This may feel triggery at first but is worth reading through.
Trans folx are under no obligation to be this patient, but some of us choose to dive into it and the rewards can be great.
I’ve got a ton of friends with teens and have been modeling and explaining to my community the science for YEARS and lo and behold a significant number of people I’ve known since their teenagers were infants are having their teens come out to them and just… supporting them. I’m far from the only one. There are whole places that parents new to this can go, and they start out where he is and see, very quickly, the science and the support modeled from other parents (including trans parents of trans kids) and suddenly they’re diving in wholeheartedly.
One of the interestingly complex issues around families is that a lot of teenagers, due to rapid brain development during puberty, have a very hard time “taking the emotional temperature” of the people around them. Even without trans issues in the mix, it takes a lot of work for teens to hear through the static that their brains are throwing up, and it takes a lot of work for parents to not take it personally when their teens are not able to modulate their emotional responses to unclear data.

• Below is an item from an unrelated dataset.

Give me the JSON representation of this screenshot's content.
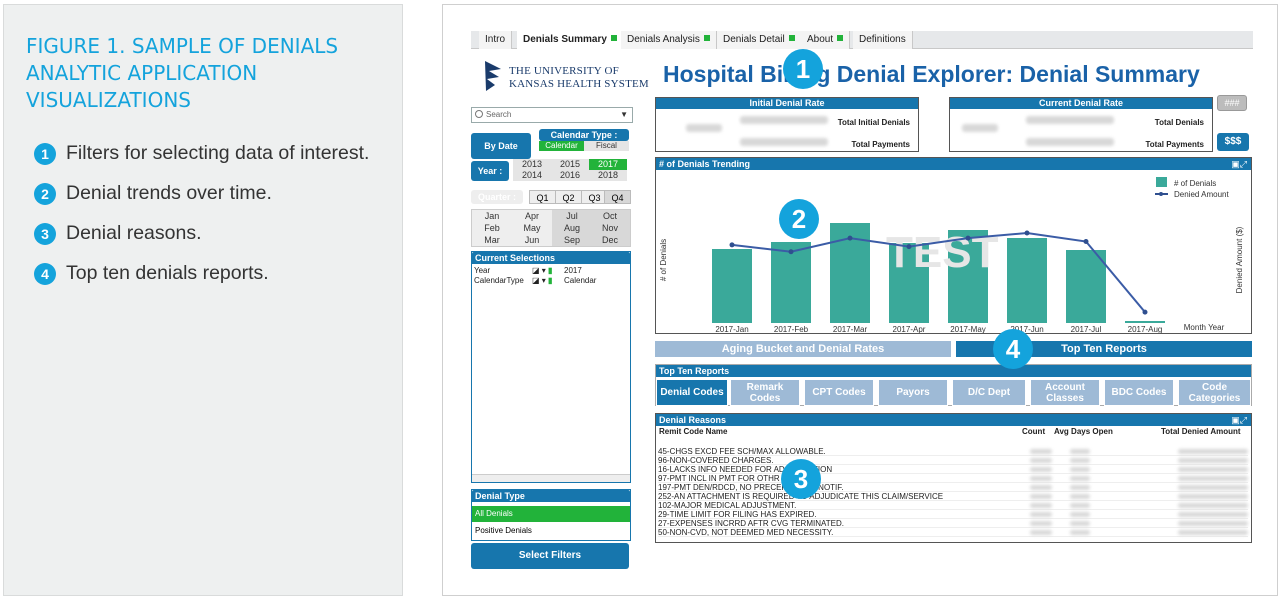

This is one of the reasons why I think it’s super, super helpful when parents can jump on board and get educated before puberty, because it’s a lot easier when you’ve got an extremely thoughtful 4 year old or six year old explaining their gender and a doctor explaining what it means, at a time when the parent is in “learning” mode instead of in “react mode.
Unfortunately bodies and brains don’t always cooperate, because there’s yeah, the “I always knew” kids who came out at age 2, but there’s also a large chunk of kids who don’t figure things out until puberty strikes, and another whack of people who figure it out during or after puberty, and that’s when things get particularly hairy.
See, MOST parents, in theory, want “what is best” for their kids. But how they shape that image of “what is best” depends hugely on their own background, how they were parented, and the social expectations surrounding them. Small town religious families often have a hard time bending, for example, where there are many specific social expectations in the culture (you will go to church, you will marry within the faith or “adjacent”, you will get this kind of job, having a girl means this, having a boy means that.) But so do families in a lot of other places. The same force that makes a parent unhappy when their child doesn’t decide to be a doctor or doesn’t go to their alma mater, all of that… that stuff tends to be generational and difficult to change.
HOWEVER… There’s this incredibly potent argument to be had around mental health and suicide, that makes most parents, even with those complicated social expectations, sit up and reassess.
And that’s what you see up there. It’s not phrased, “If you don’t do this your kid will die”… it’s phrased, “I know you want what’s best for your kid, and you wouldn’t be asking questions if you weren’t a good parent, and let me give you another angle to look at this from.” (And then the science is presented.)
But it works often enough to be worth the effort. And it almost always needs to come from an outside person.
Because asking a kid who is struggling through dysphoria and fear of parental alienation to coddle their parent through this is often too much when that kid is ALSO going through puberty and unsure whether their parents are truly assholes who care more about their own expectations than they do the person their child actually is or just misguided.
I’ve seen so many parents make the leap, with varying levels of grace.
But I’ve also seen so many kids whose parents failed to make the leap, or worse, didn’t even try.
If your parents didn’t make this leap, I want you to know that it isn’t because you did anything wrong or failed to make the correct attempt. In most cases, it’s a failing of family culture, and has roots farther back than you could possibly have influenced.
But if you’re a teen, and having a hard time figuring out whether your parent is really evil or just inept, PLEASE PLEASE PLEASE reach out, when you can, to an adult who does already understand the issues, and specifically someone who is working for a hotline or is already a parent of a trans kid who is supportive.
I know parents around the country who would literally open their homes to kids and young adults in a heartbeat if necessary, to give them a soft space to land from parental rejection. I know multiple parents in the town I’m in.
This is a hugely complex issue. But it’s an issue that is moving quickly in the right direction in a lot of places. We’re at about 70 metaphorical monkeys out of 100.